Caffe Version - vai_p_caffe
Creating a Configuration File
Most vai_p_caffe
tasks require a configuration file as an input
argument. A typical configuration file is shown below:
workspace: "examples/decent_p/"
gpu: "0,1,2,3"
test_iter: 100
acc_name: "top-1"
model: "examples/decent_p/float.prototxt"
weights: "examples/decent_p/float.caffemodel"
solver: "examples/decent_p/solver.prototxt"
rate: 0.1
pruner {
method: REGULAR
}
The definition for the terms used are:
- workspace
- Directory for saving temporary and output files.
- gpu
- Use the given GPU devices IDS separated by ',' for acceleration.
- test_iter
- The number of iterations to use in a test phase. A larger value improves the analysis results but increases the run time. The maximum value of this parameter is determined by the size of the validation dataset/batch_size, i.e, all data in the validation dataset will be used for testing.
- acc_name
- The accuracy measure used to determine the "goodness" of the model.
- model
- The model definition protocol buffer text file. If there are two separate model definition files used in training and testing, merge them into a single file.
- weights
- The model weights to be pruned.
- solver
- The solver definition protocol buffer text file used for finetuning.
- rate
- The weight reduction parameter sets the amount by which the number of computations is reduced relative to the baseline model. For example, with a setting of "0.1," the tool attempts to reduce the number of multiply-add operations by 10% relative to the baseline model.
- method
- Pruning method is used. Currently, REGULAR is the only valid value.
Performing Model Analysis
This is the first stage of the pruning process. This task attempts to find a suitable pruning strategy. Create a suitable configuration file named config.prototxt, as described in the previous section, and execute the following command:
$ ./vai_p_caffe ana –config config.prototxt
Starting Pruning Loop
Pruning can begin after the analysis task completed. The prune command uses the same configuration file:
$ ./vai_p_caffe prune –config config.prototxt
vai_p_caffe prunes the model using the rate parameter specified in the configuration file. Upon completion, the tool generates a report that includes the accuracy, the number of weights, and the required number of operations before and after pruning. The following figure shows a sample report.

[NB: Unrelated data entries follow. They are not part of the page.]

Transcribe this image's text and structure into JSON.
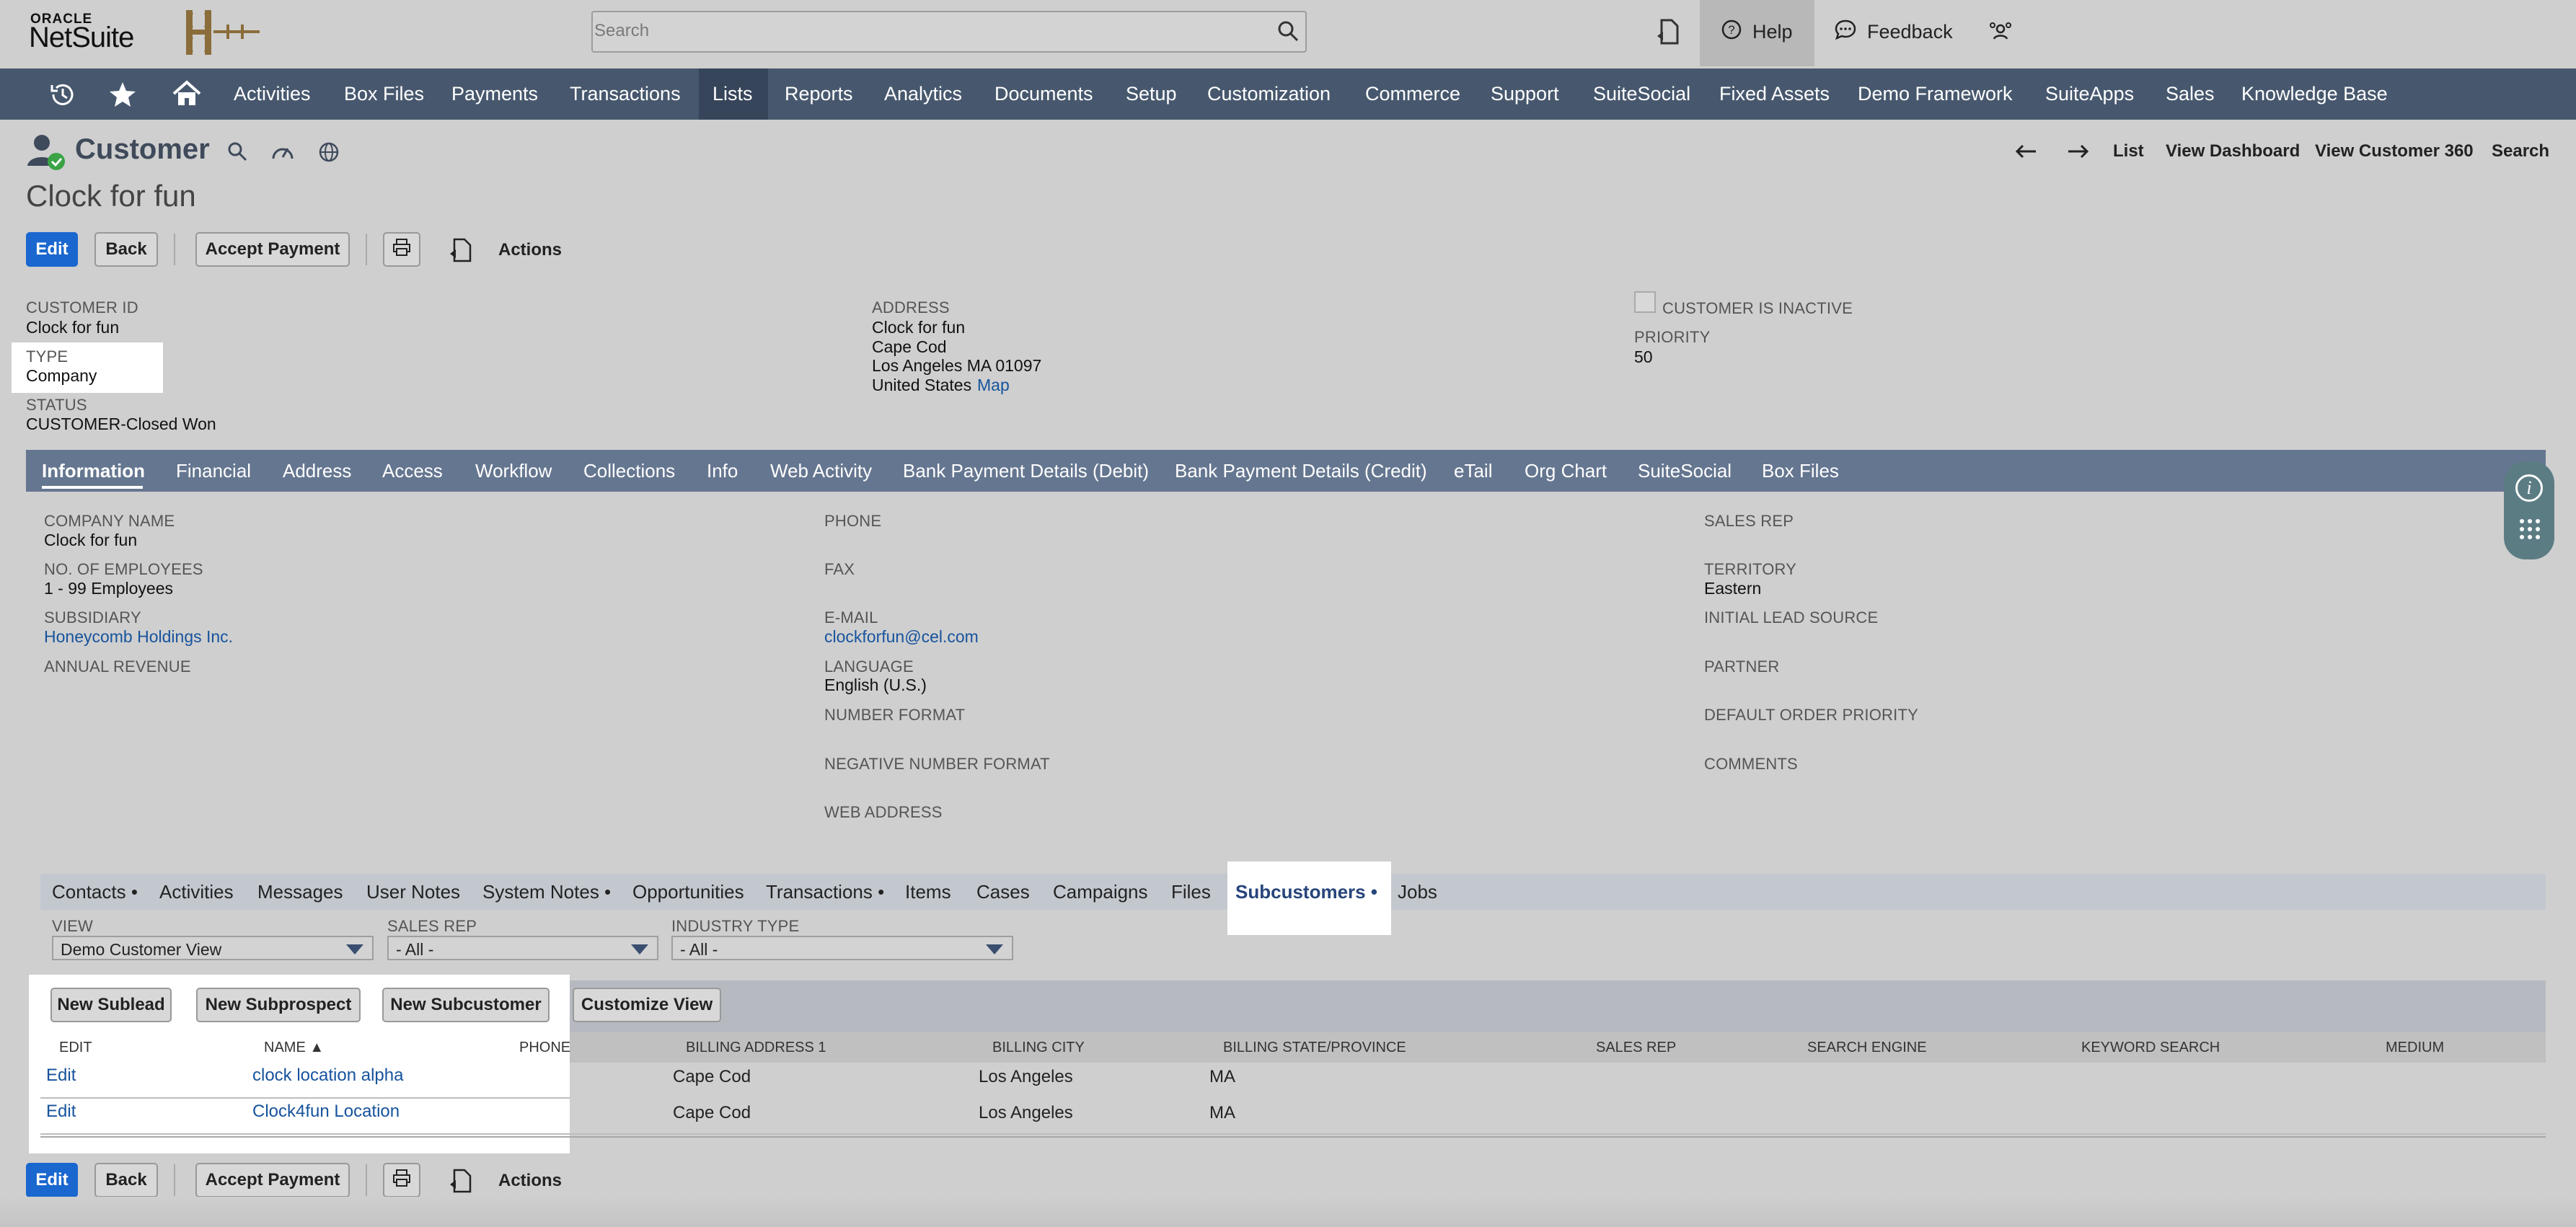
{
  "header": {
    "logo_top": "ORACLE",
    "logo_main": "NetSuite",
    "search_placeholder": "Search",
    "help": "Help",
    "feedback": "Feedback"
  },
  "nav": {
    "items": [
      "Activities",
      "Box Files",
      "Payments",
      "Transactions",
      "Lists",
      "Reports",
      "Analytics",
      "Documents",
      "Setup",
      "Customization",
      "Commerce",
      "Support",
      "SuiteSocial",
      "Fixed Assets",
      "Demo Framework",
      "SuiteApps",
      "Sales",
      "Knowledge Base"
    ],
    "active": "Lists"
  },
  "page": {
    "record_type": "Customer",
    "title": "Clock for fun",
    "links": [
      "List",
      "View Dashboard",
      "View Customer 360",
      "Search"
    ]
  },
  "buttons": {
    "edit": "Edit",
    "back": "Back",
    "accept_payment": "Accept Payment",
    "actions": "Actions"
  },
  "primary": {
    "customer_id_label": "CUSTOMER ID",
    "customer_id": "Clock for fun",
    "type_label": "TYPE",
    "type": "Company",
    "status_label": "STATUS",
    "status": "CUSTOMER-Closed Won",
    "address_label": "ADDRESS",
    "address_line1": "Clock for fun",
    "address_line2": "Cape Cod",
    "address_line3": "Los Angeles MA 01097",
    "address_line4": "United States",
    "map_link": "Map",
    "inactive_label": "CUSTOMER IS INACTIVE",
    "priority_label": "PRIORITY",
    "priority": "50"
  },
  "subtabs": [
    "Information",
    "Financial",
    "Address",
    "Access",
    "Workflow",
    "Collections",
    "Info",
    "Web Activity",
    "Bank Payment Details (Debit)",
    "Bank Payment Details (Credit)",
    "eTail",
    "Org Chart",
    "SuiteSocial",
    "Box Files"
  ],
  "info": {
    "company_name_label": "COMPANY NAME",
    "company_name": "Clock for fun",
    "employees_label": "NO. OF EMPLOYEES",
    "employees": "1 - 99 Employees",
    "subsidiary_label": "SUBSIDIARY",
    "subsidiary": "Honeycomb Holdings Inc.",
    "annual_revenue_label": "ANNUAL REVENUE",
    "phone_label": "PHONE",
    "fax_label": "FAX",
    "email_label": "E-MAIL",
    "email": "clockforfun@cel.com",
    "language_label": "LANGUAGE",
    "language": "English (U.S.)",
    "number_format_label": "NUMBER FORMAT",
    "negative_number_format_label": "NEGATIVE NUMBER FORMAT",
    "web_address_label": "WEB ADDRESS",
    "sales_rep_label": "SALES REP",
    "territory_label": "TERRITORY",
    "territory": "Eastern",
    "initial_lead_source_label": "INITIAL LEAD SOURCE",
    "partner_label": "PARTNER",
    "default_order_priority_label": "DEFAULT ORDER PRIORITY",
    "comments_label": "COMMENTS"
  },
  "sublists": {
    "tabs": [
      "Contacts •",
      "Activities",
      "Messages",
      "User Notes",
      "System Notes •",
      "Opportunities",
      "Transactions •",
      "Items",
      "Cases",
      "Campaigns",
      "Files",
      "Subcustomers •",
      "Jobs"
    ],
    "active": "Subcustomers •"
  },
  "filters": {
    "view_label": "VIEW",
    "view_value": "Demo Customer View",
    "sales_rep_label": "SALES REP",
    "sales_rep_value": "- All -",
    "industry_label": "INDUSTRY TYPE",
    "industry_value": "- All -"
  },
  "sublist_buttons": [
    "New Sublead",
    "New Subprospect",
    "New Subcustomer",
    "Customize View"
  ],
  "table": {
    "headers": [
      "EDIT",
      "NAME ▲",
      "PHONE",
      "BILLING ADDRESS 1",
      "BILLING CITY",
      "BILLING STATE/PROVINCE",
      "SALES REP",
      "SEARCH ENGINE",
      "KEYWORD SEARCH",
      "MEDIUM"
    ],
    "rows": [
      {
        "edit": "Edit",
        "name": "clock location alpha",
        "address": "Cape Cod",
        "city": "Los Angeles",
        "state": "MA"
      },
      {
        "edit": "Edit",
        "name": "Clock4fun Location",
        "address": "Cape Cod",
        "city": "Los Angeles",
        "state": "MA"
      }
    ]
  },
  "colors": {
    "nav_bg": "#47586e",
    "subtab_bg": "#657690",
    "primary_button": "#1a67cf",
    "link": "#16539d"
  }
}
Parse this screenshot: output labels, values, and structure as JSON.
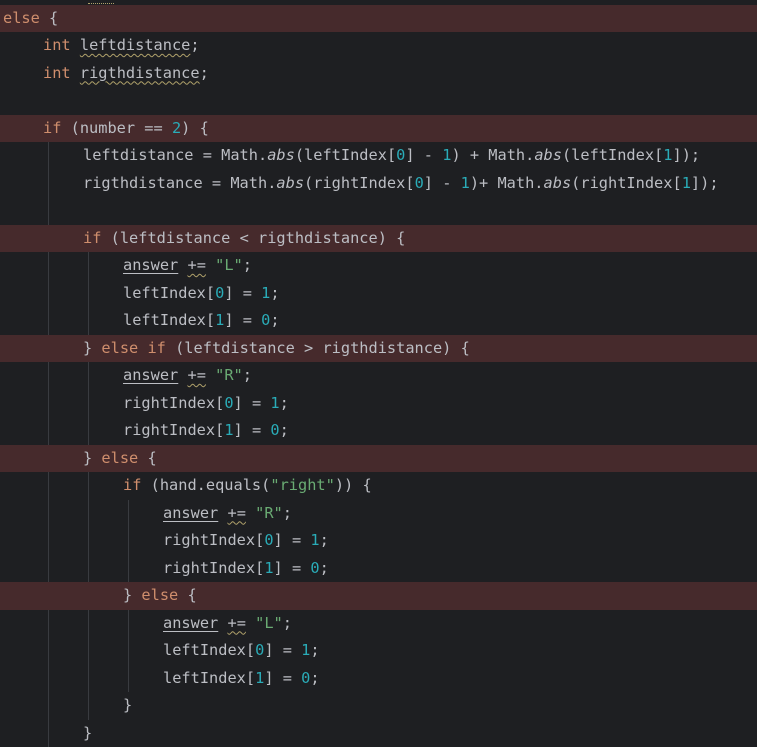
{
  "editor": {
    "colors": {
      "background": "#1e1f22",
      "highlight_row": "#462a2c",
      "keyword": "#cf8e6d",
      "number": "#2aacb8",
      "string": "#6aab73",
      "text": "#bcbec4",
      "warning_underline": "#b0a26b"
    },
    "lines": [
      {
        "indent": 0,
        "highlight": true,
        "tokens": [
          {
            "text": "else",
            "style": "kw"
          },
          {
            "text": " {",
            "style": "var"
          }
        ]
      },
      {
        "indent": 1,
        "highlight": false,
        "tokens": [
          {
            "text": "int",
            "style": "kw"
          },
          {
            "text": " ",
            "style": "var"
          },
          {
            "text": "leftdistance",
            "style": "var uw"
          },
          {
            "text": ";",
            "style": "var"
          }
        ]
      },
      {
        "indent": 1,
        "highlight": false,
        "tokens": [
          {
            "text": "int",
            "style": "kw"
          },
          {
            "text": " ",
            "style": "var"
          },
          {
            "text": "rigthdistance",
            "style": "var uw"
          },
          {
            "text": ";",
            "style": "var"
          }
        ]
      },
      {
        "indent": 0,
        "highlight": false,
        "tokens": []
      },
      {
        "indent": 1,
        "highlight": true,
        "tokens": [
          {
            "text": "if",
            "style": "kw"
          },
          {
            "text": " (number == ",
            "style": "var"
          },
          {
            "text": "2",
            "style": "num"
          },
          {
            "text": ") {",
            "style": "var"
          }
        ]
      },
      {
        "indent": 2,
        "highlight": false,
        "tokens": [
          {
            "text": "leftdistance = Math.",
            "style": "var"
          },
          {
            "text": "abs",
            "style": "fn"
          },
          {
            "text": "(leftIndex[",
            "style": "var"
          },
          {
            "text": "0",
            "style": "num"
          },
          {
            "text": "] - ",
            "style": "var"
          },
          {
            "text": "1",
            "style": "num"
          },
          {
            "text": ") + Math.",
            "style": "var"
          },
          {
            "text": "abs",
            "style": "fn"
          },
          {
            "text": "(leftIndex[",
            "style": "var"
          },
          {
            "text": "1",
            "style": "num"
          },
          {
            "text": "]);",
            "style": "var"
          }
        ]
      },
      {
        "indent": 2,
        "highlight": false,
        "tokens": [
          {
            "text": "rigthdistance = Math.",
            "style": "var"
          },
          {
            "text": "abs",
            "style": "fn"
          },
          {
            "text": "(rightIndex[",
            "style": "var"
          },
          {
            "text": "0",
            "style": "num"
          },
          {
            "text": "] - ",
            "style": "var"
          },
          {
            "text": "1",
            "style": "num"
          },
          {
            "text": ")+ Math.",
            "style": "var"
          },
          {
            "text": "abs",
            "style": "fn"
          },
          {
            "text": "(rightIndex[",
            "style": "var"
          },
          {
            "text": "1",
            "style": "num"
          },
          {
            "text": "]);",
            "style": "var"
          }
        ]
      },
      {
        "indent": 0,
        "highlight": false,
        "tokens": []
      },
      {
        "indent": 2,
        "highlight": true,
        "tokens": [
          {
            "text": "if",
            "style": "kw"
          },
          {
            "text": " (leftdistance < rigthdistance) {",
            "style": "var"
          }
        ]
      },
      {
        "indent": 3,
        "highlight": false,
        "tokens": [
          {
            "text": "answer",
            "style": "var ul"
          },
          {
            "text": " ",
            "style": "var"
          },
          {
            "text": "+=",
            "style": "var uw"
          },
          {
            "text": " ",
            "style": "var"
          },
          {
            "text": "\"L\"",
            "style": "str"
          },
          {
            "text": ";",
            "style": "var"
          }
        ]
      },
      {
        "indent": 3,
        "highlight": false,
        "tokens": [
          {
            "text": "leftIndex[",
            "style": "var"
          },
          {
            "text": "0",
            "style": "num"
          },
          {
            "text": "] = ",
            "style": "var"
          },
          {
            "text": "1",
            "style": "num"
          },
          {
            "text": ";",
            "style": "var"
          }
        ]
      },
      {
        "indent": 3,
        "highlight": false,
        "tokens": [
          {
            "text": "leftIndex[",
            "style": "var"
          },
          {
            "text": "1",
            "style": "num"
          },
          {
            "text": "] = ",
            "style": "var"
          },
          {
            "text": "0",
            "style": "num"
          },
          {
            "text": ";",
            "style": "var"
          }
        ]
      },
      {
        "indent": 2,
        "highlight": true,
        "tokens": [
          {
            "text": "} ",
            "style": "var"
          },
          {
            "text": "else if",
            "style": "kw"
          },
          {
            "text": " (leftdistance > rigthdistance) {",
            "style": "var"
          }
        ]
      },
      {
        "indent": 3,
        "highlight": false,
        "tokens": [
          {
            "text": "answer",
            "style": "var ul"
          },
          {
            "text": " ",
            "style": "var"
          },
          {
            "text": "+=",
            "style": "var uw"
          },
          {
            "text": " ",
            "style": "var"
          },
          {
            "text": "\"R\"",
            "style": "str"
          },
          {
            "text": ";",
            "style": "var"
          }
        ]
      },
      {
        "indent": 3,
        "highlight": false,
        "tokens": [
          {
            "text": "rightIndex[",
            "style": "var"
          },
          {
            "text": "0",
            "style": "num"
          },
          {
            "text": "] = ",
            "style": "var"
          },
          {
            "text": "1",
            "style": "num"
          },
          {
            "text": ";",
            "style": "var"
          }
        ]
      },
      {
        "indent": 3,
        "highlight": false,
        "tokens": [
          {
            "text": "rightIndex[",
            "style": "var"
          },
          {
            "text": "1",
            "style": "num"
          },
          {
            "text": "] = ",
            "style": "var"
          },
          {
            "text": "0",
            "style": "num"
          },
          {
            "text": ";",
            "style": "var"
          }
        ]
      },
      {
        "indent": 2,
        "highlight": true,
        "tokens": [
          {
            "text": "} ",
            "style": "var"
          },
          {
            "text": "else",
            "style": "kw"
          },
          {
            "text": " {",
            "style": "var"
          }
        ]
      },
      {
        "indent": 3,
        "highlight": false,
        "tokens": [
          {
            "text": "if",
            "style": "kw"
          },
          {
            "text": " (hand.equals(",
            "style": "var"
          },
          {
            "text": "\"right\"",
            "style": "str"
          },
          {
            "text": ")) {",
            "style": "var"
          }
        ]
      },
      {
        "indent": 4,
        "highlight": false,
        "tokens": [
          {
            "text": "answer",
            "style": "var ul"
          },
          {
            "text": " ",
            "style": "var"
          },
          {
            "text": "+=",
            "style": "var uw"
          },
          {
            "text": " ",
            "style": "var"
          },
          {
            "text": "\"R\"",
            "style": "str"
          },
          {
            "text": ";",
            "style": "var"
          }
        ]
      },
      {
        "indent": 4,
        "highlight": false,
        "tokens": [
          {
            "text": "rightIndex[",
            "style": "var"
          },
          {
            "text": "0",
            "style": "num"
          },
          {
            "text": "] = ",
            "style": "var"
          },
          {
            "text": "1",
            "style": "num"
          },
          {
            "text": ";",
            "style": "var"
          }
        ]
      },
      {
        "indent": 4,
        "highlight": false,
        "tokens": [
          {
            "text": "rightIndex[",
            "style": "var"
          },
          {
            "text": "1",
            "style": "num"
          },
          {
            "text": "] = ",
            "style": "var"
          },
          {
            "text": "0",
            "style": "num"
          },
          {
            "text": ";",
            "style": "var"
          }
        ]
      },
      {
        "indent": 3,
        "highlight": true,
        "tokens": [
          {
            "text": "} ",
            "style": "var"
          },
          {
            "text": "else",
            "style": "kw"
          },
          {
            "text": " {",
            "style": "var"
          }
        ]
      },
      {
        "indent": 4,
        "highlight": false,
        "tokens": [
          {
            "text": "answer",
            "style": "var ul"
          },
          {
            "text": " ",
            "style": "var"
          },
          {
            "text": "+=",
            "style": "var uw"
          },
          {
            "text": " ",
            "style": "var"
          },
          {
            "text": "\"L\"",
            "style": "str"
          },
          {
            "text": ";",
            "style": "var"
          }
        ]
      },
      {
        "indent": 4,
        "highlight": false,
        "tokens": [
          {
            "text": "leftIndex[",
            "style": "var"
          },
          {
            "text": "0",
            "style": "num"
          },
          {
            "text": "] = ",
            "style": "var"
          },
          {
            "text": "1",
            "style": "num"
          },
          {
            "text": ";",
            "style": "var"
          }
        ]
      },
      {
        "indent": 4,
        "highlight": false,
        "tokens": [
          {
            "text": "leftIndex[",
            "style": "var"
          },
          {
            "text": "1",
            "style": "num"
          },
          {
            "text": "] = ",
            "style": "var"
          },
          {
            "text": "0",
            "style": "num"
          },
          {
            "text": ";",
            "style": "var"
          }
        ]
      },
      {
        "indent": 3,
        "highlight": false,
        "tokens": [
          {
            "text": "}",
            "style": "var"
          }
        ]
      },
      {
        "indent": 2,
        "highlight": false,
        "tokens": [
          {
            "text": "}",
            "style": "var"
          }
        ]
      }
    ]
  }
}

A file named final.prototxt which describes the pruned network is generated in the workspace.
Finetuning the Pruned Model
Run the following command to recover the accuracy loss from pruning:
$ ./vai_p_caffe finetune -config config.prototxt
Finetuning a pruned model is essentially the same as training the model from scratch. The solver parameters such as initial learning rate, learning rate decay type, etc. may be different. A pruning iteration is composed of the prune and finetune tasks executed sequentially. In general, to achieve a greater weight reduction without significant accuracy loss, several pruning iterations must be performed.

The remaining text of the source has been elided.